Rehabilitation, Fairytales and Realities

Talk by Professor Fergus McNeill, University of Glasgow. 

Fergus McNeill is Professor of Criminology and Social Work at the University of Glasgow. Prior to becoming an academic in 1998, Fergus worked for a decade in residential drug rehabilitation and as a criminal justice social worker.

His research projects and publications have focused mainly on institutions, cultures and practices of punishment, rehabilitation and reintegration.

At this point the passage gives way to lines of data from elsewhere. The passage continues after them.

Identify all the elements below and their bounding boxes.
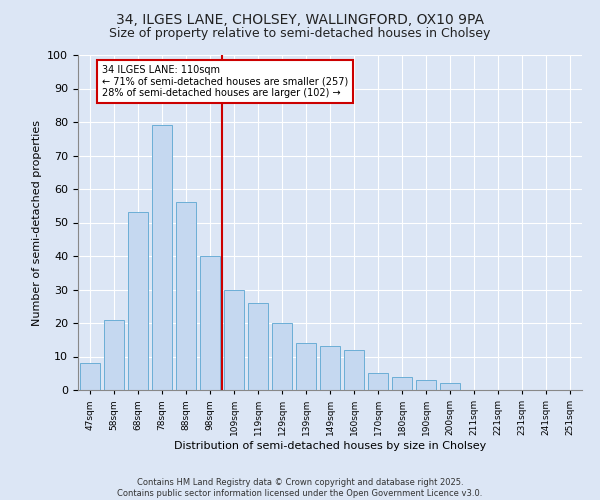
Bar bbox=[224, 290, 244, 390]
Bar bbox=[368, 373, 388, 390]
Text: Size of property relative to semi-detached houses in Cholsey: Size of property relative to semi-detach… bbox=[109, 28, 491, 40]
Bar bbox=[248, 303, 268, 390]
Y-axis label: Number of semi-detached properties: Number of semi-detached properties bbox=[32, 120, 42, 326]
Bar bbox=[200, 256, 220, 390]
Bar bbox=[392, 376, 412, 390]
Bar bbox=[320, 346, 340, 390]
Bar bbox=[176, 202, 196, 390]
Bar bbox=[416, 380, 436, 390]
Bar bbox=[344, 350, 364, 390]
Bar bbox=[104, 320, 124, 390]
Bar bbox=[272, 323, 292, 390]
Text: 34, ILGES LANE, CHOLSEY, WALLINGFORD, OX10 9PA: 34, ILGES LANE, CHOLSEY, WALLINGFORD, OX… bbox=[116, 12, 484, 26]
X-axis label: Distribution of semi-detached houses by size in Cholsey: Distribution of semi-detached houses by … bbox=[174, 441, 486, 451]
Bar bbox=[152, 126, 172, 390]
Text: Contains HM Land Registry data © Crown copyright and database right 2025.
Contai: Contains HM Land Registry data © Crown c… bbox=[118, 478, 482, 498]
Bar bbox=[440, 384, 460, 390]
Bar bbox=[296, 343, 316, 390]
Text: 34 ILGES LANE: 110sqm
← 71% of semi-detached houses are smaller (257)
28% of sem: 34 ILGES LANE: 110sqm ← 71% of semi-deta… bbox=[102, 65, 348, 98]
Bar bbox=[128, 212, 148, 390]
Bar bbox=[80, 363, 100, 390]
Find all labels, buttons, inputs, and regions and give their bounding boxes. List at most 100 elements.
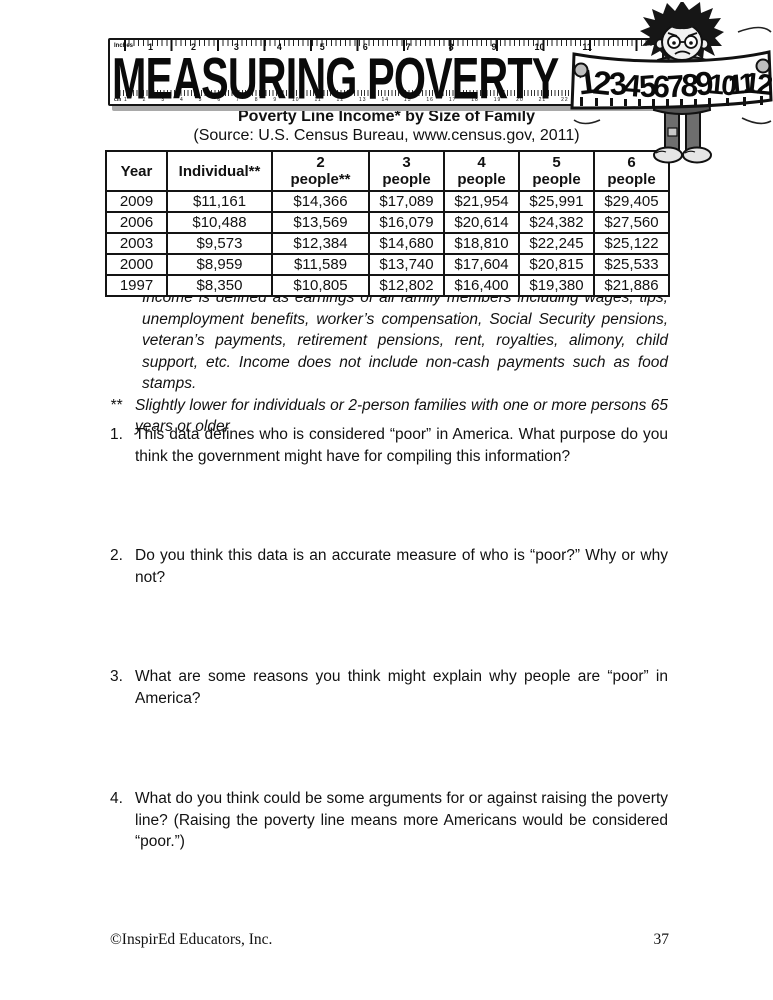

As well as exploring how increasingly knowledge about desistance from crime might re-shape rehabilitation and reintegration (both within and beyond criminal justice), Fergus’s work has increasingly used creative and ethnographic methods to better understand how criminal justice is experienced, both by those subject to it and by those whose job is to try to realise it in practice.

From January 2026-December 2030, Fergus is leading a major 5-year study, funded by the European Research Council’s Advanced Grants scheme, of ‘Rehabilitation and Reintegration in Europe’ (RaRiE), working with colleagues in the Universities of Leiden (Miranda Boone and Hilde Wermink) and Oslo (Thomas Ugelvik).

Fergus’s book, ‘Pervasive Punishment: Making sense of mass supervision’, was the winner of the European Society of Criminology’s book prize in 2021. His latest book (co-edited with Mary Corcoran and Beth Weaver), ‘Generative Justice: Beyond crime and punishment’, was published by Bristol University Press in January 2026.